# 20 Newsgroup Subset Datasets

Subsets of the original 20 Newsgroups corpus, in term-document format only. We used the 20NG collection as a source for artificially constructed datasets because it contains a range of topics that overlap to varying degrees. From the collection we derived a large number of smaller datasets for which the correct value of *k* is known.

### Contents

We constructed 84 sets in total, 12 for each value of *k* in the range [2,8]. The datasets are divided as follows:

- s* - * - *: 42 datasets with clusters that are reasonably compact and well-separated.
- o* - * - *: 42 datasets with clusters that overlap considerablely.

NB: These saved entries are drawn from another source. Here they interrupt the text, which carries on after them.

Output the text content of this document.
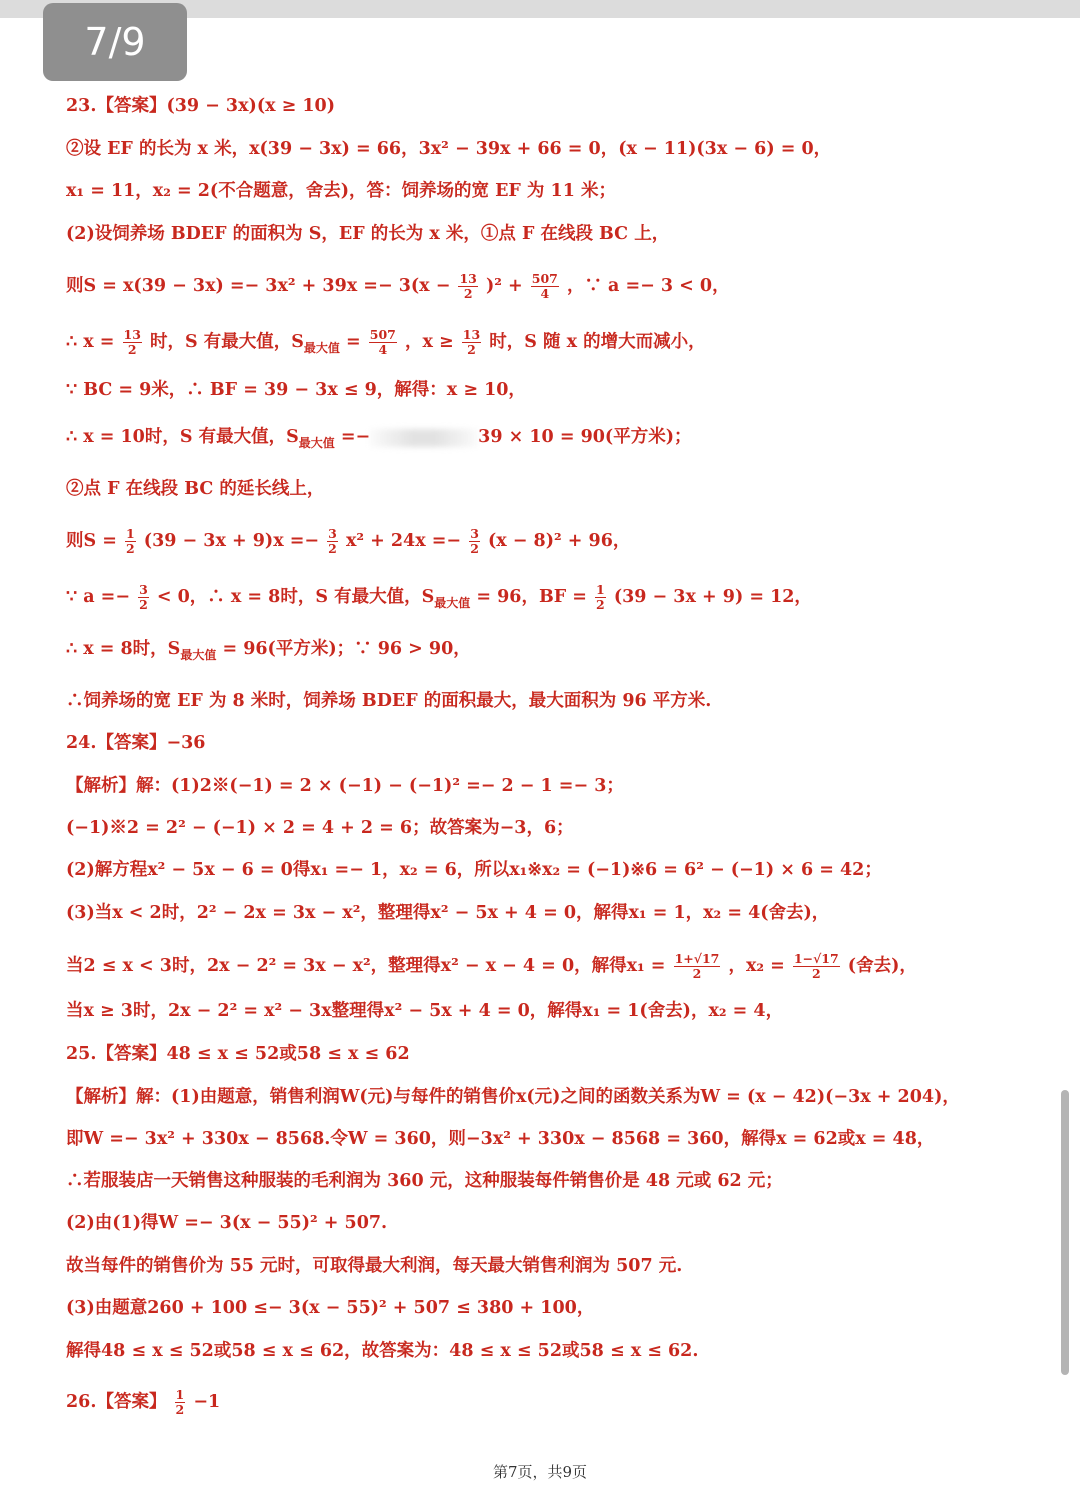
7/9
23.【答案】(39 − 3x)(x ≥ 10)
②设 EF 的长为 x 米，x(39 − 3x) = 66，3x² − 39x + 66 = 0，(x − 11)(3x − 6) = 0，
x₁ = 11，x₂ = 2(不合题意，舍去)，答：饲养场的宽 EF 为 11 米；
(2)设饲养场 BDEF 的面积为 S，EF 的长为 x 米，①点 F 在线段 BC 上，
则$S = x(39 - 3x) =- 3x^2 + 39x =- 3(x - \frac{13}{2} )^2 + \frac{507}{4}$ ，∵ a =− 3 < 0，
∴ $x = \frac{13}{2}$ 时，S 有最大值，$S_{最大值} = \frac{507}{4}$ ，$x \ge \frac{13}{2}$ 时，S 随 x 的增大而减小，
∵ BC = 9米，∴ BF = 39 − 3x ≤ 9，解得：x ≥ 10，
∴ x = 10时，S 有最大值，$S_{最大值}$ =−	39 × 10 = 90(平方米)；
②点 F 在线段 BC 的延长线上，
则$S = \frac{1}{2} (39 - 3x + 9)x =- \frac{3}{2} x^2 + 24x =- \frac{3}{2} (x - 8)^2 + 96$，
∵ $a =- \frac{3}{2} < 0$，∴ x = 8时，S 有最大值，$S_{最大值} = 96$，BF = $\frac{1}{2} (39 - 3x + 9) = 12$，
∴ x = 8时，$S_{最大值} = 96$(平方米)；∵ 96 > 90，
∴饲养场的宽 EF 为 8 米时，饲养场 BDEF 的面积最大，最大面积为 96 平方米.
24.【答案】−36
【解析】解：(1)2※(−1) = 2 × (−1) − (−1)² =− 2 − 1 =− 3；
(−1)※2 = 2² − (−1) × 2 = 4 + 2 = 6；故答案为−3，6；
(2)解方程x² − 5x − 6 = 0得x₁ =− 1，x₂ = 6，所以x₁※x₂ = (−1)※6 = 6² − (−1) × 6 = 42；
(3)当x < 2时，2² − 2x = 3x − x²，整理得x² − 5x + 4 = 0，解得x₁ = 1，x₂ = 4(舍去)，
当2 ≤ x < 3时，2x − 2² = 3x − x²，整理得x² − x − 4 = 0，解得$x_1 = \frac{1+√17}{2}$ ，$x_2 = \frac{1-√17}{2}$ (舍去)，
当x ≥ 3时，2x − 2² = x² − 3x整理得x² − 5x + 4 = 0，解得x₁ = 1(舍去)，x₂ = 4，
25.【答案】48 ≤ x ≤ 52或58 ≤ x ≤ 62
【解析】解：(1)由题意，销售利润W(元)与每件的销售价x(元)之间的函数关系为W = (x − 42)(−3x + 204)，
即W =− 3x² + 330x − 8568.令W = 360，则−3x² + 330x − 8568 = 360，解得x = 62或x = 48，
∴若服装店一天销售这种服装的毛利润为 360 元，这种服装每件销售价是 48 元或 62 元；
(2)由(1)得W =− 3(x − 55)² + 507.
故当每件的销售价为 55 元时，可取得最大利润，每天最大销售利润为 507 元.
(3)由题意260 + 100 ≤− 3(x − 55)² + 507 ≤ 380 + 100，
解得48 ≤ x ≤ 52或58 ≤ x ≤ 62，故答案为：48 ≤ x ≤ 52或58 ≤ x ≤ 62.
26.【答案】 $\frac{1}{2} -1$
第7页，共9页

These datasets can be alternatively divided into sub-groups of datasets containing clusters of different proportions:

- *b - * - *: 28 datasets with balanced clusters containing 500 documents each.
- *s - * - *: 28 datasets with unbalanced clusters where one cluster contains 10% of the documents in the dataset.
- *l - * - *: 28 datasets with unbalanced clusters where one cluster contains 60% of the documents.

In all cases the documents were randomly drawn from each class.

### Downloads

- Download well-separated datasets

- Download overlapping datasets

- Full list of 20NG subset contents

### File Formats

The datasets have been pre-processed, with stop-word removal and stemming already applied. In addition, terms occurring in less than three documents have been eliminated. The files contained in the archives given above have the following formats:

- *.mtx: Original term frequencies stored in a sparse data matrix in Matrix Market format.
- *.terms: List of content-bearing terms in the corpus, with each line corresponding to a row of the sparse data matrix.
- *.docs: List of document identifiers, with each line corresponding to a column of the sparse data matrix.
- *.classes: Assignment of documents to natural classes, with each line corresponding to a document.
- *.urls: Links to original articles, where appropriate.